João Fabio Bertonha

fabiobertonha@hotmail.com

Momento eleitoral

Momento eleitoral

 

 

Não poderei votar nas próximas eleições, pois estarei no exterior e, como não me registrei em tempo hábil, terei que justificar. Uma pena. Mas, posso, ao menos, compartilhar as impressões que fiquei depois do debate dessa semana e de tudo o que tenho lido e visto. Candidato por candidato, o que vejo é o seguinte, imaginando o cenário de sua chegada ao poder:

 

  • Levy Fidélis. Admito que não consigo entender muito bem o cara. Às vezes, fala algo interessante e depois solta uma pérola.

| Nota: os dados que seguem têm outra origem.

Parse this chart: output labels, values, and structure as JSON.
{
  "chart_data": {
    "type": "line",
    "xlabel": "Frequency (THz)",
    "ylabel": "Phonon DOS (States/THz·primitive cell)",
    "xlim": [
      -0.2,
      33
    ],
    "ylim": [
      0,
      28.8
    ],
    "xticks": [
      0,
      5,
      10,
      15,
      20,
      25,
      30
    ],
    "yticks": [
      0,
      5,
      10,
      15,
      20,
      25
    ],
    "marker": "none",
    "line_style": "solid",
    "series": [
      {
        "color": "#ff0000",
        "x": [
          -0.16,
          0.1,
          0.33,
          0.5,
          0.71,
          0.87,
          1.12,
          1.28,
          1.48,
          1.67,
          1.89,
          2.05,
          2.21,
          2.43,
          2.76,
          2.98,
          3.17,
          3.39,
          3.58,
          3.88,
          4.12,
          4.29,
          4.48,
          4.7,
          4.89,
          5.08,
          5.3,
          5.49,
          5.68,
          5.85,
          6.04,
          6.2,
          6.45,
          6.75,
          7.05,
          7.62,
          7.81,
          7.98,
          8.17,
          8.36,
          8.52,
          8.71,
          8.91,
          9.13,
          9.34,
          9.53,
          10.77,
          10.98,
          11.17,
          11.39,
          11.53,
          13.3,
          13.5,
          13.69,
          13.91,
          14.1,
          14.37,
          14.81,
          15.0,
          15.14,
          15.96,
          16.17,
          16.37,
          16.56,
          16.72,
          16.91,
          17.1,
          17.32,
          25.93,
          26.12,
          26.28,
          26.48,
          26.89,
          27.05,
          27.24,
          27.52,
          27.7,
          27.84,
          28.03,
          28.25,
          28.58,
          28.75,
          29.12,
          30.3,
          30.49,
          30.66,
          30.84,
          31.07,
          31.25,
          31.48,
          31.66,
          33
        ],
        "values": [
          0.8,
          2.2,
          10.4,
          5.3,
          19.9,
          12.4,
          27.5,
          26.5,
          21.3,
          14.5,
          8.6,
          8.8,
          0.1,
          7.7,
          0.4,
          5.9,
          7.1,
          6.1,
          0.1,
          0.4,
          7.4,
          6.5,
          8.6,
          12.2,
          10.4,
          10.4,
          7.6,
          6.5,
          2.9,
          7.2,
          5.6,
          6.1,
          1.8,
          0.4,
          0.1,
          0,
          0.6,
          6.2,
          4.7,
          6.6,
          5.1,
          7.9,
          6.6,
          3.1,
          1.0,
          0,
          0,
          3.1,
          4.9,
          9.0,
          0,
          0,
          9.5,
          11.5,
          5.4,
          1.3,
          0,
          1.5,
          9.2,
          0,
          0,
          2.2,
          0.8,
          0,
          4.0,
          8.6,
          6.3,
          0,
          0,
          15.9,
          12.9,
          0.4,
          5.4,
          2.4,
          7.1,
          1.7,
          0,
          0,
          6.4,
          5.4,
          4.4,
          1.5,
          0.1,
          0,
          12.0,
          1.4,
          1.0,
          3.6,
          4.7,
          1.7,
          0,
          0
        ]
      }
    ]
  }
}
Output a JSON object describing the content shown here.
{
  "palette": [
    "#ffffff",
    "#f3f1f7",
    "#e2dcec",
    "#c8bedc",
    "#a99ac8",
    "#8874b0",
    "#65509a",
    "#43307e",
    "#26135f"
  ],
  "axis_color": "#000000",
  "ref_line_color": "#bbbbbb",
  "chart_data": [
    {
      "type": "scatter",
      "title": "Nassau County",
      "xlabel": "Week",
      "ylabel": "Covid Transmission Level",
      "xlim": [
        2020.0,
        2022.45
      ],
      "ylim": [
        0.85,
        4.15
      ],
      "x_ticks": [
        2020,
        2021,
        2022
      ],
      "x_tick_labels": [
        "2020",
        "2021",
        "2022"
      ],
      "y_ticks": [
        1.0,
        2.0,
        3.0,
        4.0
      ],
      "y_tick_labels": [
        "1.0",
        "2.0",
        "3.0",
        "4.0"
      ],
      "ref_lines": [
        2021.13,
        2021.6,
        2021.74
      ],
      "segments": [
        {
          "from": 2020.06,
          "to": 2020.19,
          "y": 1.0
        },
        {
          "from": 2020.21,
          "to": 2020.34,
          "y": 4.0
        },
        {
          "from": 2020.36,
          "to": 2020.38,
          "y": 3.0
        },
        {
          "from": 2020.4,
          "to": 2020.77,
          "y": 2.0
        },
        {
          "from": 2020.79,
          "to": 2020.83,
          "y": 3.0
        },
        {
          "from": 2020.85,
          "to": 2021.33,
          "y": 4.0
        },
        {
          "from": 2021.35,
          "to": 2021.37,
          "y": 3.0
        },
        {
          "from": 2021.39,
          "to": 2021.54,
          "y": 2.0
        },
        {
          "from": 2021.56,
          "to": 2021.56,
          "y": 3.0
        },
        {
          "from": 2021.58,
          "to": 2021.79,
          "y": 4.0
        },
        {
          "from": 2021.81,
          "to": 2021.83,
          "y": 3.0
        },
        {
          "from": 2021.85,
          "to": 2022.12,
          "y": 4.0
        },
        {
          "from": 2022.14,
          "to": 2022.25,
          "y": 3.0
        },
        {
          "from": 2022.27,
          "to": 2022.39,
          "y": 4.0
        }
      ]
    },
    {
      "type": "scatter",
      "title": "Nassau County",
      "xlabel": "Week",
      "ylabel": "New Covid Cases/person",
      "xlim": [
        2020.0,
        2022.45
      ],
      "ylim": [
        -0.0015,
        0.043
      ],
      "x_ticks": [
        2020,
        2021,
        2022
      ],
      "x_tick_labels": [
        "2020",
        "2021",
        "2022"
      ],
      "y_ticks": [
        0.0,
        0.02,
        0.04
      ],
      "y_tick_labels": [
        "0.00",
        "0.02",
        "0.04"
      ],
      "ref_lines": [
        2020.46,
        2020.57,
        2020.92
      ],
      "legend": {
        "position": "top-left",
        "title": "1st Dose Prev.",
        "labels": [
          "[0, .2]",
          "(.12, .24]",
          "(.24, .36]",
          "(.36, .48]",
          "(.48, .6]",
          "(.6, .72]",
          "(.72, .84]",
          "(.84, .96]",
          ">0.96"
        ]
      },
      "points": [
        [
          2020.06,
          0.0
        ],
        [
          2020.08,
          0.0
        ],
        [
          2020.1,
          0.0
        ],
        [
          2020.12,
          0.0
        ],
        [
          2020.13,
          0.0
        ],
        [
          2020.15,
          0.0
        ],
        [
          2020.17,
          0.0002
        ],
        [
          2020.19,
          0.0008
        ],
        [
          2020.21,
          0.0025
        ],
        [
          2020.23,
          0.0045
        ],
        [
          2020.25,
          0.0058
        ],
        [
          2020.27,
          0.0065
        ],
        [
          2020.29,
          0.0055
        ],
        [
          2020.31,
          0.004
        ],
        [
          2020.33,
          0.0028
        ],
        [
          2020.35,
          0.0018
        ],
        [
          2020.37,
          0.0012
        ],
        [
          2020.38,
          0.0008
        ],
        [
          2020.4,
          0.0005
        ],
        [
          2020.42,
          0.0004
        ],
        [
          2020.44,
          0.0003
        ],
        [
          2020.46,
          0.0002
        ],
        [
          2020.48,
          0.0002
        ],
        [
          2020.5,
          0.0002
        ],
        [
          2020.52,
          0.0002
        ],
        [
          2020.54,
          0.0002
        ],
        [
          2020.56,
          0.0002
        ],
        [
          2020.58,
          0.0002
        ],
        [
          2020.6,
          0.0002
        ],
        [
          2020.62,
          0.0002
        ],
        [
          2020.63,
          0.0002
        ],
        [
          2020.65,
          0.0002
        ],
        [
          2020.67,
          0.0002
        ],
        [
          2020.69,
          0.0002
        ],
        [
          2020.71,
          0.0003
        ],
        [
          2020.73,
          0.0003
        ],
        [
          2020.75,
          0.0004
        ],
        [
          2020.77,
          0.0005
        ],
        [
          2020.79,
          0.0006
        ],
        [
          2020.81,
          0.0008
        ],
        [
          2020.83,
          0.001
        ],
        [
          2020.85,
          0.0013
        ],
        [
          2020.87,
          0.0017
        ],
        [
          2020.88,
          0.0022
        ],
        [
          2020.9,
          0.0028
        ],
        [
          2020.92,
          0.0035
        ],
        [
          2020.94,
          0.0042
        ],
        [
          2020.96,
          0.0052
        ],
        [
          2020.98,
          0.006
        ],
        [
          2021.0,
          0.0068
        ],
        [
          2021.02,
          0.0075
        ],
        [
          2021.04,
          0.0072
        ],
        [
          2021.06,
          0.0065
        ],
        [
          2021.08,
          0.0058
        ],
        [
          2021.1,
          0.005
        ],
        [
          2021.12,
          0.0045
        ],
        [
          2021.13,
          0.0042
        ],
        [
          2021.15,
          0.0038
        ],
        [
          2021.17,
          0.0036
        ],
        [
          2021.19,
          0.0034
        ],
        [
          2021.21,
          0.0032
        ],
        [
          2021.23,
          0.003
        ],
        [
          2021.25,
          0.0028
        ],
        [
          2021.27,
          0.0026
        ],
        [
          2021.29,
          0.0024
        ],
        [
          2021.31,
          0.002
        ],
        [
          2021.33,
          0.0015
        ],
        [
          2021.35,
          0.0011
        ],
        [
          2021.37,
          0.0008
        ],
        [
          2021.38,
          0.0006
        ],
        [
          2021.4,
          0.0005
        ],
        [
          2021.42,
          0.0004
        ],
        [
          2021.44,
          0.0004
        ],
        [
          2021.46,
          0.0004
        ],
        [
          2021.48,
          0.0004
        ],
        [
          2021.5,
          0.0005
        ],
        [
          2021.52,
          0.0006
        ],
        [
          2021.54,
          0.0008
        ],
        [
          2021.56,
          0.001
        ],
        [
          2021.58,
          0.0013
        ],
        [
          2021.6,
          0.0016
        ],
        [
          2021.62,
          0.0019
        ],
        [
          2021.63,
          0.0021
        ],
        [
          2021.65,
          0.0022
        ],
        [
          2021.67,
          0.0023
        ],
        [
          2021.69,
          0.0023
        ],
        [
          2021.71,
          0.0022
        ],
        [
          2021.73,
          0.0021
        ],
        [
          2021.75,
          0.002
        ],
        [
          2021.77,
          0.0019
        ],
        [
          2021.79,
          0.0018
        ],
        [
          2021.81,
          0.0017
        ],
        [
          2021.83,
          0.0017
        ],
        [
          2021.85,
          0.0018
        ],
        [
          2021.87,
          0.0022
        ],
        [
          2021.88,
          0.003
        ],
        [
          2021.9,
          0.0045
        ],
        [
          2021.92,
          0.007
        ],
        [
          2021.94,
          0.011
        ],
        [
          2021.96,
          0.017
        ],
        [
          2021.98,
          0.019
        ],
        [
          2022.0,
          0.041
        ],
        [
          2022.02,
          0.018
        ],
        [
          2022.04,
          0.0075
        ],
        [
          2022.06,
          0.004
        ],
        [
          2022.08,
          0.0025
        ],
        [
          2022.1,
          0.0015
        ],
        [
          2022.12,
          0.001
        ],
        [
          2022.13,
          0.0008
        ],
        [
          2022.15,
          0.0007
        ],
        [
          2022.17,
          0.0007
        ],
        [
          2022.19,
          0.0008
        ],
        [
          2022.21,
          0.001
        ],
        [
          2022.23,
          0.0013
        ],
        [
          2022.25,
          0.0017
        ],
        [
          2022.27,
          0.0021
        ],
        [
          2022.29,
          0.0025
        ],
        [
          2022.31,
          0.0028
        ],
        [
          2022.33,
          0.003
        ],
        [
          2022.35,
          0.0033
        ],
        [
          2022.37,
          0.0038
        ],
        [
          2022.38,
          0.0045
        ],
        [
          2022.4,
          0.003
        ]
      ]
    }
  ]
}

Ele no poder seria, provavelmente, uma construção infinita de monotrilhos, os quais são a sua bandeira eleitoral há anos.

 

  • Eduardo Jorge. No debate, gostei muito da sua fala contra a independência do Banco Central. Independência da política, do poder legalmente constituído, mas não dos interesses financeiros, que ficariam blindados. Fora isso, ele parecia um amigão do Aécio Neves e mais interessado em um cargo no governo do amigo do que em outra coisa. O ecológico parece ter sumido da área e talvez o único diferencial do seu futuro governo seria a cor verde, que substituiria a vermelha nas bandeiras, etc.

 

  • Pastor Everaldo. Como seria de se esperar, sem nada a dizer além de um liberalismo barato (“vamos vender tudo”) e deixando escapar, ainda que tenha tentado esconder, as suas posições conservadoras mais do que conhecidas. Ele no poder seria uma soma de medidas reacionárias contra o Estado laico e de perseguição, dentro do possível, aos inimigos da sua fé, temperado com liberalismo primário. Seu governo seria uma mistura de Torquemada com Milton Friedman, mas com predominância do primeiro.

 

  • Luciana Genro. O discurso laico dela contra o Pastor Everaldo foi muito interessante e suas propostas têm pontos que atraem. No entanto, a proposta do PSTU, no limite, só poderia funcionar com uma real mudança de sistema, com o fim do capitalismo e da democracia burguesa. Se ele tentasse essa mudança, haveria reação e o partido seria alijado do poder, até mesmo pela lógica institucional democrática. Se não, num quadro de provável minoria parlamentar, teria que se adaptar e fazer um governo, no máximo, reformista, seguindo a mesma trajetória do PT. No limite, o partido funciona bem para reunir os defensores dos antigos ideais socialistas e manter a pureza desses ideais, desde que nunca cheguem ao poder.

 

  • Aécio Neves. Não há muita novidade. Seu governo seria o retorno do período FHC, com algumas adaptações. Subordinação aos Estados Unidos, ao capital financeiro e aos mercados, com o velho discurso do “choque de gestão” (que só quem vive no “Tucanistão” entre Belo Horizonte, São Paulo e Curitiba sabe como é falso) e também da diminuição do tamanho do Estado. Diminuição, claro, em termos, pois haveria cortes de gastos em certas áreas para sobrar dinheiro para financiar empresas e o grande capital. Bolsa família e outros programas sociais acabariam por ser mantidos, até pela dinâmica eleitoral, para horror da classe média. O retorno aos anos 1990, contudo, parece ser a tônica.

 

  • Marina Silva. Uma socialista que nega que exista luta de classes e que considera que Chico Mendes era tão elite como a dona do Banco Itaú. Uma ambientalista que tem um candidato à vice que é ligado ao agronegócio. Uma pessoa que se diz progressista, mas que defende os evangélicos mais reacionários. Marina é uma contradição infinita, surgindo na esteira da morte do Eduardo Campos (em quem eu não votaria, mas que respeitava) como uma alternativa cool à briga esquerda/direita e PSDB/PT.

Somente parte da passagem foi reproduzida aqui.